Analytics
How is your site actually doing? The Analytics capability lets your agent pull page-view data — what’s most popular, where visitors come from, and what converts — and answer questions about it in plain language.
The Analytics capability gives your agent access to your site’s traffic data, so you can ask questions about how content and products are performing and get answers without opening a dashboard.
Requires Maxi Web Analytics. This capability reads data collected by the Maxi Web Analytics plugin, which must be active and tracking. If it isn’t, the agent will tell you the data isn’t available. Reading analytics is also an administrator-level capability.
The reports you can ask for
The agent can pull four kinds of report, each over a date range you specify:
- Views — total page views for a specific post or product, optionally broken down by day, week, or month to see a trend.
- Top posts — your most-viewed content, optionally filtered to a type (e.g. top products, or top blog posts).
- Traffic sources — where your visitors come from: direct, referrals, and campaign data (UTM source, medium, campaign) for a specific page or site-wide.
- Conversions — for stores, the view-to-purchase rate of your products, combining page views with order data to show what’s actually selling relative to interest.
“What were my ten most-viewed products last month?”
“Where did traffic to the spring campaign landing page come from?”
“Which products get lots of views but few sales?”
Because you ask in plain language, you don’t pick a “report type” yourself — you describe the question and the agent runs the right report over the right window.
Settings
The agent can also view and adjust the analytics configuration — chiefly which provider supplies the data. Today that’s Maxi Web Analytics (the built-in, privacy-friendly local tracker); a Google Analytics 4 option is reserved for the future.

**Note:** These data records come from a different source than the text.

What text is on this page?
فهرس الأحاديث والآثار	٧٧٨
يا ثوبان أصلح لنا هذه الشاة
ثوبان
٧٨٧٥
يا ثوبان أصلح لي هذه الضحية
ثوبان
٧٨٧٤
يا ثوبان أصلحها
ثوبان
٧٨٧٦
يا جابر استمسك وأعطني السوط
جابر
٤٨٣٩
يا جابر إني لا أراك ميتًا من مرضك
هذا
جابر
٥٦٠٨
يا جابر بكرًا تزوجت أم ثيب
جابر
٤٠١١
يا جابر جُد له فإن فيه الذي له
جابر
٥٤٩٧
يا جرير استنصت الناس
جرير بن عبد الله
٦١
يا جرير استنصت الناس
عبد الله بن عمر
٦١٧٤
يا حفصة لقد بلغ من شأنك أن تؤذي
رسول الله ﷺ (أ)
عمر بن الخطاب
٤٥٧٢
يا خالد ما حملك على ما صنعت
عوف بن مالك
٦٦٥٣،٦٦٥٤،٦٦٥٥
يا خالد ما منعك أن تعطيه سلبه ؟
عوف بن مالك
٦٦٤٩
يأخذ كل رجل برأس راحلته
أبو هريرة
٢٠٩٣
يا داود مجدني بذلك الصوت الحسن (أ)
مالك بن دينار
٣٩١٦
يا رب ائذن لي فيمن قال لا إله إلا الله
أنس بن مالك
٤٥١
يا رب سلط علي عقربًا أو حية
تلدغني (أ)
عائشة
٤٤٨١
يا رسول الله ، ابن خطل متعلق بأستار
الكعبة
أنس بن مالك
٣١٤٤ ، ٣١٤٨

A note on the conversions report
The conversions report is the one that ties marketing to money — it pairs view data with WooCommerce orders to show conversion rates per product. It therefore needs WooCommerce active in addition to analytics, and it’s most useful on a store.
What it’s good for
- Performance questions — “what’s popular,” “what’s trending up,” answered from real view data.
- Traffic understanding — seeing which sources and campaigns actually bring visitors.
- Store insight — spotting products with high interest but low conversion (or the reverse), to guide pricing, imagery, or copy.
- Regular check-ins — a periodic “how did the site do this month?” without building reports by hand.
In summary: Analytics lets your agent read your site’s traffic data and answer performance questions in conversation — views (with trends), top content, traffic sources with campaign data, and view-to-purchase conversions for stores. It draws on the Maxi Web Analytics plugin (required), the conversions report additionally needs WooCommerce, and reading it is an administrator capability.